From an industrial research and development (R&D) perspective, the design and development of protein therapeutics today appears somewhat akin to the rational design of small-molecule discovery back in the 1970s when lead compounds were generated from known physiological substrates or ligands. Facing a need to find novel and diverse small-molecule leads, attention in the 1980s centered on high-throughput screening (HTS) technologies and compound libraries. Those libraries, albeit large, were hardly diverse, with most therapeutic agents coming from a few target protein classes. Complementation of libraries with natural products, the development of combinatorial chemistry, and application of focused-library sets followed. This evolution, together with automated methods for content-rich assay systems and fast make-test cycles, enhanced discovery of novel, potent, and diverse lead series.
Contrast this with the present analagous processes for protein therapeutics: the discovery and development of novel biologics is hardly diverse, efficient or rapid. State-of-the art protein discovery and development use multiple expression hosts (e.g., mouse, E.coli, Chinese hamster ovary (CHO), and NS0) and several reformatting steps between hosts are often necessary during testing, scale-up, and production. The process of developing cell-based protein expression systems that are efficient, consistent, and scalable often is difficult and sometimes impossible using currently available technology.
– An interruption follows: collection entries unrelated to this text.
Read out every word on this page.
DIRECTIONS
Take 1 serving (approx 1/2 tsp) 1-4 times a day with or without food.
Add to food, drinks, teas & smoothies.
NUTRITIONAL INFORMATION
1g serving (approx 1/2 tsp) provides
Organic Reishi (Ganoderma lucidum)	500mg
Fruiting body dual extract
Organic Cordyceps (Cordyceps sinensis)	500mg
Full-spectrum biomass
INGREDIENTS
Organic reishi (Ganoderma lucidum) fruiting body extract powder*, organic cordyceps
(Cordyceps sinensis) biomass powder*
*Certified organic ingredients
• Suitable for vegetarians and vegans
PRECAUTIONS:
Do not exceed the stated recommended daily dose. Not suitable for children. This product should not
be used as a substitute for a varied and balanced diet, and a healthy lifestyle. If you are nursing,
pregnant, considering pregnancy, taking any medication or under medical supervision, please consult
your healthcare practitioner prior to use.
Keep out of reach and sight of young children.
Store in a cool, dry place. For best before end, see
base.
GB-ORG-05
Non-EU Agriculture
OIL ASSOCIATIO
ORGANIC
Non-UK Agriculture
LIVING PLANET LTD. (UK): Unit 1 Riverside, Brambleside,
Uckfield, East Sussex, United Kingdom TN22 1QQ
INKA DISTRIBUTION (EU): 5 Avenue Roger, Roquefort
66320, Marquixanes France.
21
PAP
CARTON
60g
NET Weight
To date, more than 150 protein drugs have been approved for clinical use, nearly all of which are produced in cell-based expression systems, such as E. coli, CHO cells, and Saccharomyces cerevisiae (S. cerevisea). These cell-based systems have several limitations, and many biologics can't be developed in these systems. For example, these systems only allow the overexpression of proteins that don't affect the physiology of the host cells. For many expression systems, identifying cell lines that stably synthesize high protein titers of the desired product is a time-consuming and labor-intensive process. Ideally, the same production host for rapid variant discovery, production for animal testing, and manufacturing of a clinical candidate would be used.Ideally, one would want to emulate the huge leap made in iterative drug design seen in small-molecule discovery, namely, rapid make-test cycles and generation of multiple parallel libraries of drug candidates with diverse structural elements to optimize activity while maintaining feasibility for manufacture. An ideal system would do the following:
As ambitious as such a system would seem, several exciting technologies are emerging that improve expression systems and enhance diversity to enable modification of intrinsic properties of proteins, such as enzyme catalytic efficiency or binding. Others combine different properties in single therapeutics by conjugation chemistries. Further emerging technologies can lead to more rapid and parallel expression of many protein drug candidates. Getting all of these desirable technologies into a single amenable platform that has the flexibility to be scaled and support cGMP manufacturing is in sight.
Advances in development
Early improvements in endogenous protein-based therapeutics produced new, commercially successful therapeutics with desirable properties by simply extending sequence incorporating fusion to proteins such as the constant fragment of antibodies (Fc) or by PEGylating to increase half-life. Beyond these early approaches, considerable effort to produce ever-more elegant constructs that combine two separate functions have been made. One promising approach, antibody drug conjugates (ADCs), involves using a targeting antibody to known tissue selective cell-surface antigens or receptors to target conjugated toxins or cytotoxic drugs and so enhance selectivity over normal tissue.
Successful design of effective ADCS is complex and requires linking cytotoxic drug payloads to tumor-targeting antibody constructs. The selection of an ideal antigen target for optimal internalization and specificity for tumor tissues is critical. The design of linkers that are stable in circulation, but cleave when internalized in tumor cells to release the cytotoxic drug, adds to the complexity, but the other major technical hurdle has been to define how the cytotoxic payload with linker are conjugated to the targeting antibody. The biopharmaceutical companies Seattle Genetics and Immunogen have developed robust platforms that depend on conjugation of linkers and cytotoxic warheads to available cysteine or lysine residues, respectively, in the tumor targeting antibody sequence.
Despite successes with ADCs, there are many examples where seemingly optimized functional components (i.e., antigen-binding motif, linker, and drug-conjugate) do not translate into a developable therapeutic candidate. ADCs produced using conjugation chemistries to endogenous cysteines and lysines inevitably lead to the production of multiple species of the ADC with the drug conjugated in varying payloads of between one and nine molecules per immunoglobulin G (IgG). Furthermore, all sites of conjugation are not equal. Some conjugations interfere with antigen-binding epitopes, thereby reducing binding affinity and/or drug half-life (1). All too often, poor efficacy is revealed in the clinic only after significant investment in cell-based expression systems and scale-up.